I like the title, too. “Gravel” of course refers to the gravel pit where the central action of the story takes place. It’s a word that contains a lot of other words. “Grave,” for instance. And “gavel,” a little symbol of judgment. And “ravel,” which happens when the warp and woof come undone and loose ends turn into a mess. I’m probably over-reading here. Chances are it’s just a gravel pit.

I’ve always been a little leery of Alice Munro, but this is the second New Yorker story I’ve enjoyed. Maybe it’s time to give her another chance.

Addendum (before the fact addendum, since I have not published this yet but it has been “cooking” for a couple of days): I just read a wonderful article by Marko Fong on the use of first person past tense in fiction and how it can effectively use a memoir voice to keep the timeline straight – by acknowledging two characters in two different time periods. As soon as I read his article, I thought of this story, as well as Tessa Hadley’s “Clever Girl“, Michael Ondaatje’s “The Cat’s Table” to name just a couple of recent reads. In fact, the Ondaatje story starts out in third person, with even the first person narrator regarding him as another character, illustrating Marko’s point exactly.

Alice Munro: “Axis” from The New Yorker, 1/31/2011

I’m giving this short shrift. There are reasons. Never mind what they are.

Two couples. One Escarpment, one Axis. Coitus interruptus. A strange dream. And a strange shift of POV in the last paragraph.

Royce is so traumatized by Grace’s mother walking in on their inaugural shtupp that he changes his field of study from philosophy to rocks, and never marries? And 50 years later he is still bitter about women looking for regret in him.
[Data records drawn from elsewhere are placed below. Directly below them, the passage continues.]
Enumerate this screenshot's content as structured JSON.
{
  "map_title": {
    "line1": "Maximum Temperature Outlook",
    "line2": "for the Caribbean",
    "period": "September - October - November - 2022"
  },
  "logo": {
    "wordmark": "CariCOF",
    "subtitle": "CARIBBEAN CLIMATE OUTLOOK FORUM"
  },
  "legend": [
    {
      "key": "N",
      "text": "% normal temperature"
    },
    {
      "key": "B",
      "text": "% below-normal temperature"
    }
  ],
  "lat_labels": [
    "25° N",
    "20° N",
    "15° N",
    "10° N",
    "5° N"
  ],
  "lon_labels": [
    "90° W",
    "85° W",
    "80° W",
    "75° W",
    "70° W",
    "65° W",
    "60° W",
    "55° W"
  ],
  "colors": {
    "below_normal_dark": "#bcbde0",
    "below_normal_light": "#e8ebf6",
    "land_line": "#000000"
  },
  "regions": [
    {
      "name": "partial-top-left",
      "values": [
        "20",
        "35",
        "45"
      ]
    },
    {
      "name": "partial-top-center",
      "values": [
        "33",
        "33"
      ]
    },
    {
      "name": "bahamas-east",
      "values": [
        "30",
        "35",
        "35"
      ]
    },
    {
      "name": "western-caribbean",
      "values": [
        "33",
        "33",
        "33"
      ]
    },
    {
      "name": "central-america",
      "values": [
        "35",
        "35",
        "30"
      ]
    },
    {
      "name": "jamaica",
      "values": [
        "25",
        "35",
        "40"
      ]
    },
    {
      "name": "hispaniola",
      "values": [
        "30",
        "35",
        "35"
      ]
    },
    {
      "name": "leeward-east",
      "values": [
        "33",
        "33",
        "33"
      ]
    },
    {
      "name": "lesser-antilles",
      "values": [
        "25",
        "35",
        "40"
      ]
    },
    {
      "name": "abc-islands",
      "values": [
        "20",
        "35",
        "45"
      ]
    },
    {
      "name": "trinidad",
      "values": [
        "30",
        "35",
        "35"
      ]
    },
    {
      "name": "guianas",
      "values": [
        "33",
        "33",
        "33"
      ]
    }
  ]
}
I see a lot of symmetry in this – Royce hitchhikes and explains to the truck driver his lack of a car and first sees the Niagara Escarpment which changes his life’s work, then later takes the train and again explains himself as wanting to see the Frontenac Axis. He sees Avie unexpectedly on both trips. Both halves end with bitterness towards Grace’s mother, which baffles me; it’s one of those things, but it enrages him. He treats Grace and her family rather poorly, ignoring her after her mother walks in on them, and treats Avie the same way when he sees her later. Symmetry is part of some definitions of an axis.

Much is unexplained. Grace disappears from the story – why? What happens to her? She drops out of college due to health issues, writes Avie a letter and gets no reply, is she the daughter who is locked in the basement unheard, and Avie the daughter who says “Nothing to be done”? Would Royce have been just as big a boor with Avie as he was with Grace if he’d taken that route? Royce is pretty self-centered; is he his own axis?

An intriguing story, engrossing reading. I’ve always felt Alice Munro was a little tedious but this moved right along.

Addendum: This story appears in BASS 2012. In reading my notes, I find it hilarious that I was still impatient with Alice Munro at the time I read this. I’ve learned a lot since then: “Corrie” and “Amundson” are among my favorite stories (and “Dolly” wasn’t half bad), and I hope to see them represented in 2013 prize anthologies. I’m going to have to stop ragging on Alice Munro. Retroactive apologies.